Um dos relatos que viralizou nas redes sociais foi compartilhado por Pedro Pereira. Numa postagem, ele alega ter gastado 9 mil reais ao comprar um pacote de viagens para Buenos Aires, na Argentina, durante uma alucinação relacionada ao zolpidem.
Embora muitas dessas histórias sejam engraçadas e curiosas, não se pode ignorar os riscos envolvidos em muitos desses casos.
"E se a pessoa faz algum comentário inadequado no WhatsApp? Ou come algo estragado? Ou, pior, dirige um carro e coloca em risco a si e os outros?", questiona Poyares.
Quando há indicação de uso do zolpidem, a orientação dos especialistas é tomar o comprimido e ir direto para a cama — de preferência, com o celular bem longe para evitar eventuais compras inesperadas ou postagens comprometedoras.
Esse cuidado deve ser ainda maior com as versões sublinguais da medicação (colocadas debaixo da língua para dissolver). Nelas, a absorção é mais rápida e o efeito de sonolência acontece em poucos minutos.
Dependência e tolerância
Doria chama a atenção para a probabilidade de a dose inicial do zolpidem começar a ser insuficiente depois de algum tempo.
"Há também uma dependência emocional, pois alguns passam a acreditar que só conseguirão dormir se tomarem o remédio", diz.

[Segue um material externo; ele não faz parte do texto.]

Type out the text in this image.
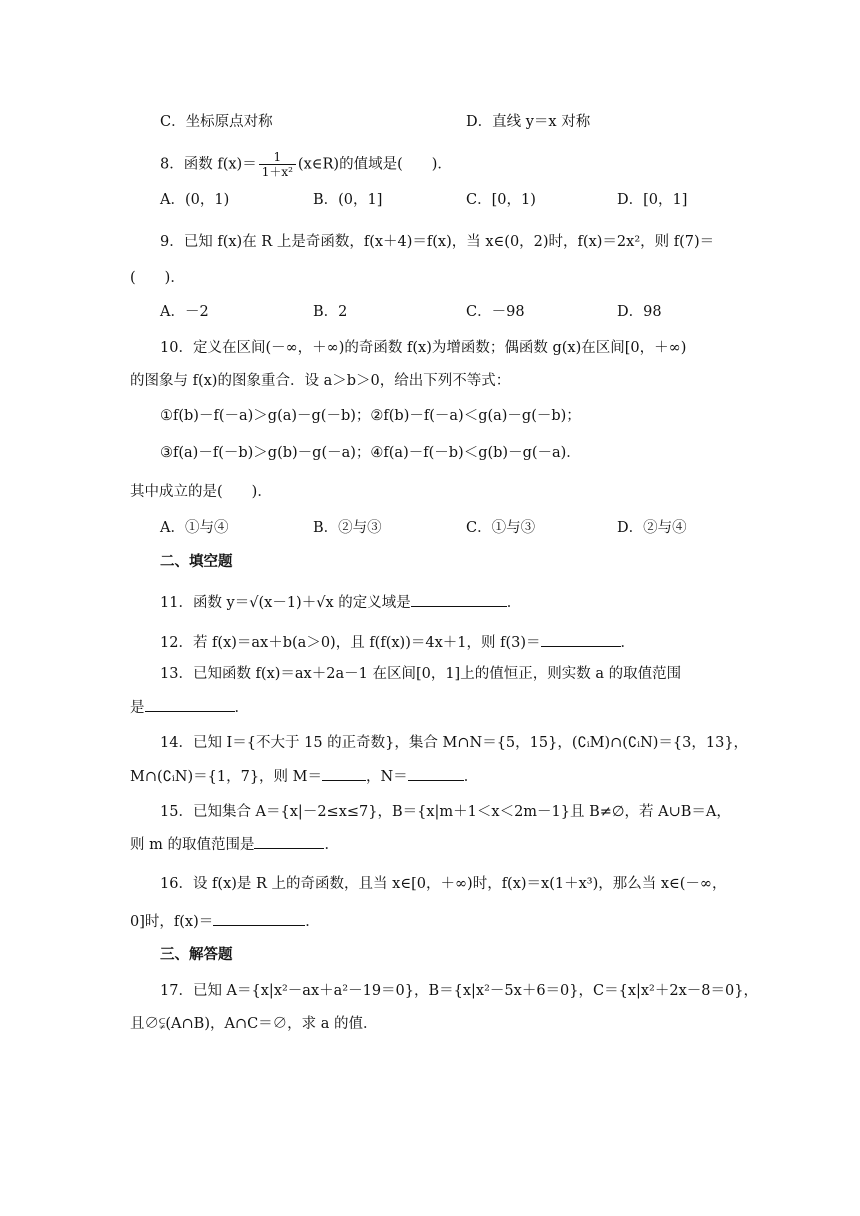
C．坐标原点对称	D．直线 y＝x 对称
8．函数 $f(x)= \frac{1}{\text{1＋x²}}$ (x∈R)的值域是(　　)．
A．(0，1)	B．(0，1]	C．[0，1)	D．[0，1]
9．已知 f(x)在 R 上是奇函数，f(x＋4)＝f(x)，当 x∈(0，2)时，f(x)＝2x²，则 f(7)＝
(　　)．
A．－2	B．2	C．－98	D．98
10．定义在区间(－∞，＋∞)的奇函数 f(x)为增函数；偶函数 g(x)在区间[0，＋∞)
的图象与 f(x)的图象重合．设 a＞b＞0，给出下列不等式：
①f(b)－f(－a)＞g(a)－g(－b)；②f(b)－f(－a)＜g(a)－g(－b)；
③f(a)－f(－b)＞g(b)－g(－a)；④f(a)－f(－b)＜g(b)－g(－a)．
其中成立的是(　　)．
A．①与④	B．②与③	C．①与③	D．②与④
二、填空题
11．函数 y＝√(x－1)＋√x 的定义域是	．
12．若 f(x)＝ax＋b(a＞0)，且 f(f(x))＝4x＋1，则 f(3)＝	．
13．已知函数 f(x)＝ax＋2a－1 在区间[0，1]上的值恒正，则实数 a 的取值范围
是	．
14．已知 I＝{不大于 15 的正奇数}，集合 M∩N＝{5，15}，(∁ᵢM)∩(∁ᵢN)＝{3，13}，
M∩(∁ᵢN)＝{1，7}，则 M＝	，N＝	．
15．已知集合 A＝{x|－2≤x≤7}，B＝{x|m＋1＜x＜2m－1}且 B≠∅，若 A∪B＝A，
则 m 的取值范围是	．
16．设 f(x)是 R 上的奇函数，且当 x∈[0，＋∞)时，f(x)＝x(1＋x³)，那么当 x∈(－∞，
0]时，f(x)＝	．
三、解答题
17．已知 A＝{x|x²－ax＋a²－19＝0}，B＝{x|x²－5x＋6＝0}，C＝{x|x²＋2x－8＝0}，
且∅⫋(A∩B)，A∩C＝∅，求 a 的值．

Ela conta que já atendeu pacientes que precisavam ingerir três comprimidos para pegar no sono. Daí, às 3 horas da manhã, eles acordavam e consumiam mais duas unidades. Às 5h, ocorria um novo despertar, com a necessidade de repetir a dose mais uma vez.
Poyares revela que já lidou com colegas médicos que, pela facilidade de acesso ao zolpidem, chegaram a tomar até 30 comprimidos desses por noite.

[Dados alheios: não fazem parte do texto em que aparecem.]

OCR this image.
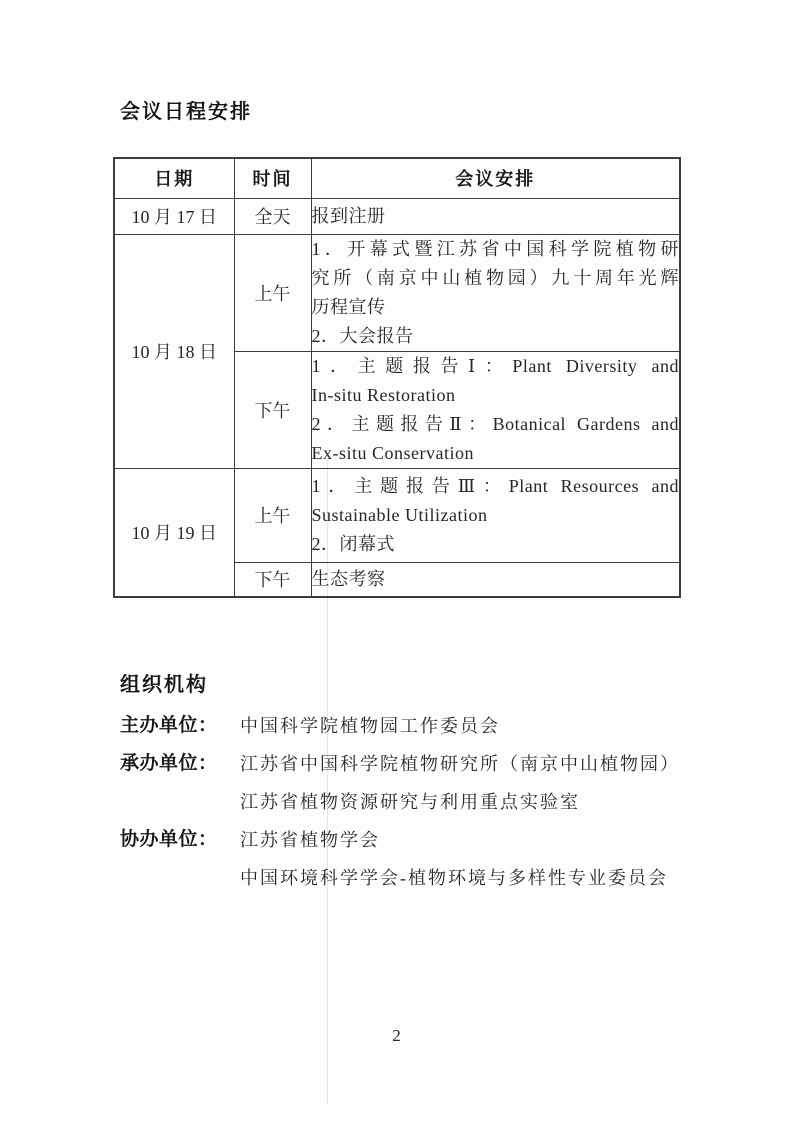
会议日程安排
日期	时间	会议安排
10 月 17 日	全天	报到注册

10 月 18 日	上午	1．开幕式暨江苏省中国科学院植物研
究所（南京中山植物园）九十周年光辉
历程宣传
2．大会报告

	下午	1．主题报告Ⅰ：Plant Diversity and
In-situ Restoration
2．主题报告Ⅱ：Botanical Gardens and
Ex-situ Conservation

10 月 19 日	上午	1．主题报告Ⅲ：Plant Resources and
Sustainable Utilization
2．闭幕式

	下午	生态考察
组织机构
主办单位：	中国科学院植物园工作委员会
承办单位：	江苏省中国科学院植物研究所（南京中山植物园）
江苏省植物资源研究与利用重点实验室
协办单位：	江苏省植物学会
中国环境科学学会-植物环境与多样性专业委员会
2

"Vemos claramente um aumento nos casos de dependência a esse medicamento", atesta.
E esse abuso traz consequências: há o risco de problemas na memória, no raciocínio e na atenção, apontam as médicas.
A melhor maneira de evitar esses estragos é sempre consultar um especialista em medicina do sono se houver alguma queixa relacionada ao descanso noturno — e, se for o caso, seguir à risca a prescrição medicamentosa adequada, em que o zolpidem só é usado por um tempo curto.
"Existem algumas bandeiras vermelhas que indicam a dependência. A principal delas ocorre quando o sujeito toma um comprimido e, depois de um tempo, começa a acordar antes ou a sentir a necessidade de aumentar a dose", exemplifica Poyares.
Para esses casos, há um tratamento que ajuda a se livrar da necessidade de engolir o comprimido para dormir.
"Não é indicado cortar o zolpidem de uma hora para outra. Nós podemos indicar classes diferentes de fármacos que fazem essa substituição aos poucos junto com a terapia cognitivo-comportamental", propõe Doria.
Sono que não aparece
O estudo EpiSono, liderado pelo Instituto do Sono, revelou que os brasileiros demoram, em média, 12 anos desde o início dos sintomas para procurar um tratamento contra a insônia.
Segundo a Associação Brasileira do Sono, esse problema afeta 73 milhões de pessoas no país.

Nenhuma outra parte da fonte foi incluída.